In order to apply to graduate school, I have to take the Graduate Record Exam, or GRE. And because of my job, I already know a lot about that. I know it’s a very tough test. I know that students usually study for months to prepare for it, and I’ll have to take it in a few weeks. I’ve seen the modest scores of applicants with near perfect undergrad GPAs, whereas my overall GPA, even with the mostly As and a couple Bs that I earned since 2001, is still in the low C range. I know that one section of the exam is quantitative, i.e., math. And you know, from the astronomy story, how well I’m likely to do on that.

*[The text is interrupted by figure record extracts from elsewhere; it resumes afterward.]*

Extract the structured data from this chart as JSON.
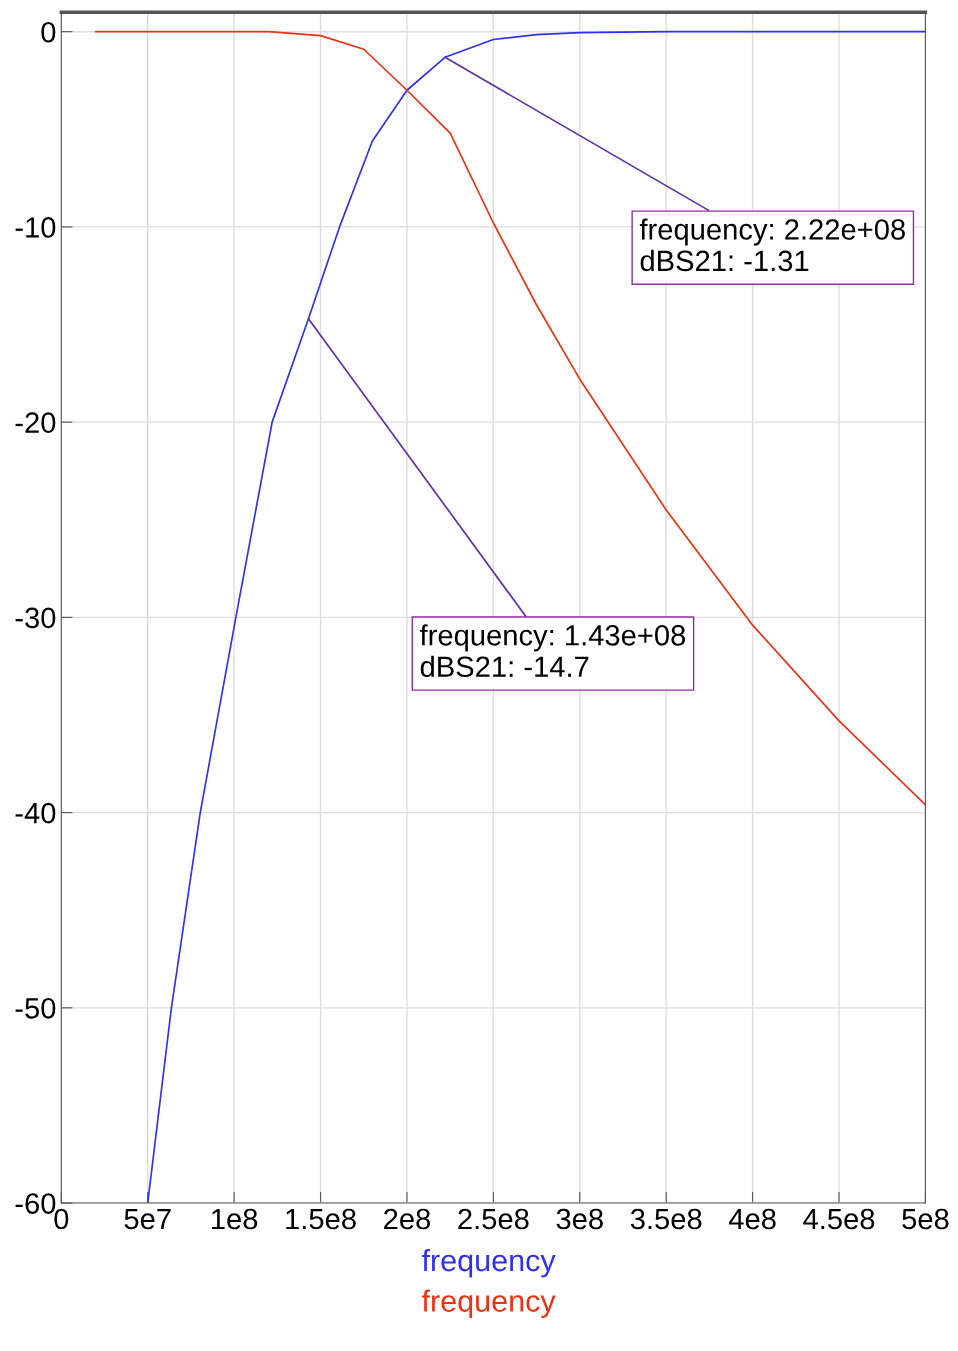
{
  "chart_data": {
    "type": "line",
    "x": [
      50000000.0,
      63700000.0,
      80400000.0,
      101000000.0,
      122000000.0,
      143000000.0,
      161000000.0,
      180000000.0,
      200000000.0,
      222000000.0,
      250000000.0,
      275000000.0,
      300000000.0,
      350000000.0,
      400000000.0,
      450000000.0,
      500000000.0
    ],
    "series": [
      {
        "name": "frequency",
        "color": "#3030f0",
        "values": [
          -60,
          -50,
          -40,
          -30,
          -20,
          -14.7,
          -10,
          -5.6,
          -3,
          -1.31,
          -0.4,
          -0.15,
          -0.05,
          0,
          0,
          0,
          0
        ]
      },
      {
        "name": "frequency",
        "color": "#f03010",
        "x": [
          20000000.0,
          50000000.0,
          100000000.0,
          120000000.0,
          150000000.0,
          175000000.0,
          200000000.0,
          225000000.0,
          250000000.0,
          275000000.0,
          300000000.0,
          350000000.0,
          400000000.0,
          450000000.0,
          500000000.0
        ],
        "values": [
          0,
          0,
          0,
          0,
          -0.2,
          -0.9,
          -3,
          -5.2,
          -9.8,
          -14,
          -17.8,
          -24.5,
          -30.4,
          -35.3,
          -39.6
        ]
      }
    ],
    "xlim": [
      0,
      500000000.0
    ],
    "xticks": [
      {
        "value": 0,
        "label": "0"
      },
      {
        "value": 50000000.0,
        "label": "5e7"
      },
      {
        "value": 100000000.0,
        "label": "1e8"
      },
      {
        "value": 150000000.0,
        "label": "1.5e8"
      },
      {
        "value": 200000000.0,
        "label": "2e8"
      },
      {
        "value": 250000000.0,
        "label": "2.5e8"
      },
      {
        "value": 300000000.0,
        "label": "3e8"
      },
      {
        "value": 350000000.0,
        "label": "3.5e8"
      },
      {
        "value": 400000000.0,
        "label": "4e8"
      },
      {
        "value": 450000000.0,
        "label": "4.5e8"
      },
      {
        "value": 500000000.0,
        "label": "5e8"
      }
    ],
    "ylim": [
      -60,
      1
    ],
    "yticks": [
      0,
      -10,
      -20,
      -30,
      -40,
      -50,
      -60
    ],
    "grid": true,
    "legend": "bottom",
    "annotations": [
      {
        "text": "frequency: 2.22e+08\ndBS21: -1.31",
        "x": 222000000.0,
        "y": -1.31
      },
      {
        "text": "frequency: 1.43e+08\ndBS21: -14.7",
        "x": 143000000.0,
        "y": -14.7
      }
    ]
  }
}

Yep, I definitely know too much.

OK, let’s look at this whole subject logically. Calmly. One step at a time. Application to master’s program: GRE. GPA. Personal statement. Recommendation letters. (Yikes, what if my recent undergrad instructors don’t recommend me? Heck, what if they don’t remember me?) And to up the ante a bit more, I want to specialize in an area that the U of I program doesn’t officially offer, so I’d have to be submit a sample of performance writing rather than the more usual narrative fiction.

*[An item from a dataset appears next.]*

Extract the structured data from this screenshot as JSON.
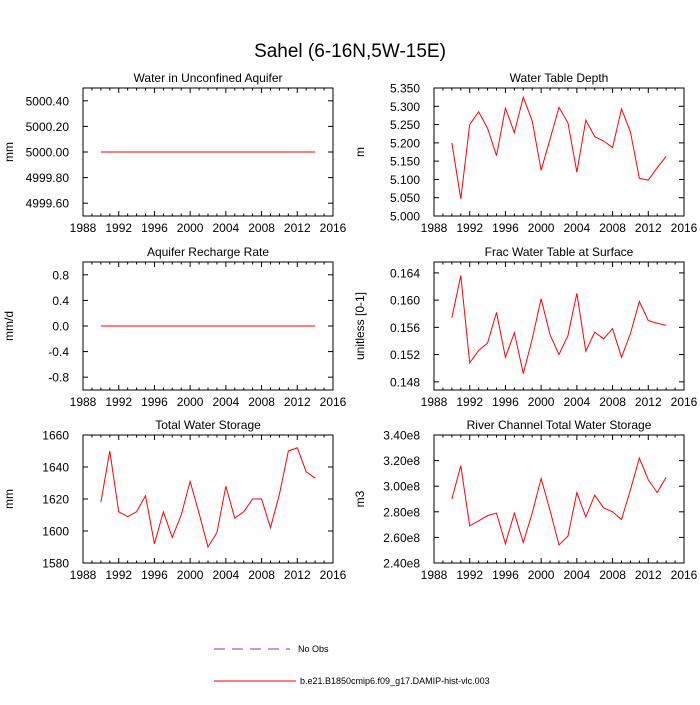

But on the other hand, the young woman who directs the MFA program met with me this week for almost an hour and listened to my story, my aspirations, my misgivings. We had already emailed a bit, and while she was kind enough to give me some time during her office hours, I fully expected her to conclude the discussion by telling me that the whole idea was impossible. Forget it. No way.

Instead she encouraged me to apply. Not because she thinks I’ll be accepted, she has no way to assess that yet, but because she thinks it’s possible. Or at least, not impossible.

So I’m thinking.

My daughter wants me to go for it. Apply. See what happens. What would be worse, she says, trying and not being accepted or not trying? A very unfair question, to my mind.

I have to decide quickly in order to have a chance of finding a GRE exam in my part of the world that still has some empty seats. Gads, there it is again. GRE. Scariest three letters in the alphabet at this moment.

But then, I passed astronomy, didn’t I?

3 comments:

  1. Hi Helen,

    Brava! I have some GRE 2009 study books to donate to your cause. They have CDs with practice tests. You have no excuse.

    Love, and more love, Debora

    ReplyDelete
  2. Dear Helen: If I did it, you can. And I didn't have Debora's GRE prep stuff. (My math score was low, but they let me into grad school anyway, based on the rest) So go for it. I promise you will never regret it, Helen. I am so proud to know you. And your blog inspires me again and again.
    Dottie

    ReplyDelete
  3. both of you have been there, done that, it's very encouraging. Especially Dottie's math score. Mine is likely to be practically non-existent! But I can't imagine why math would be important in any way for this particular degree program. My theory, anyway!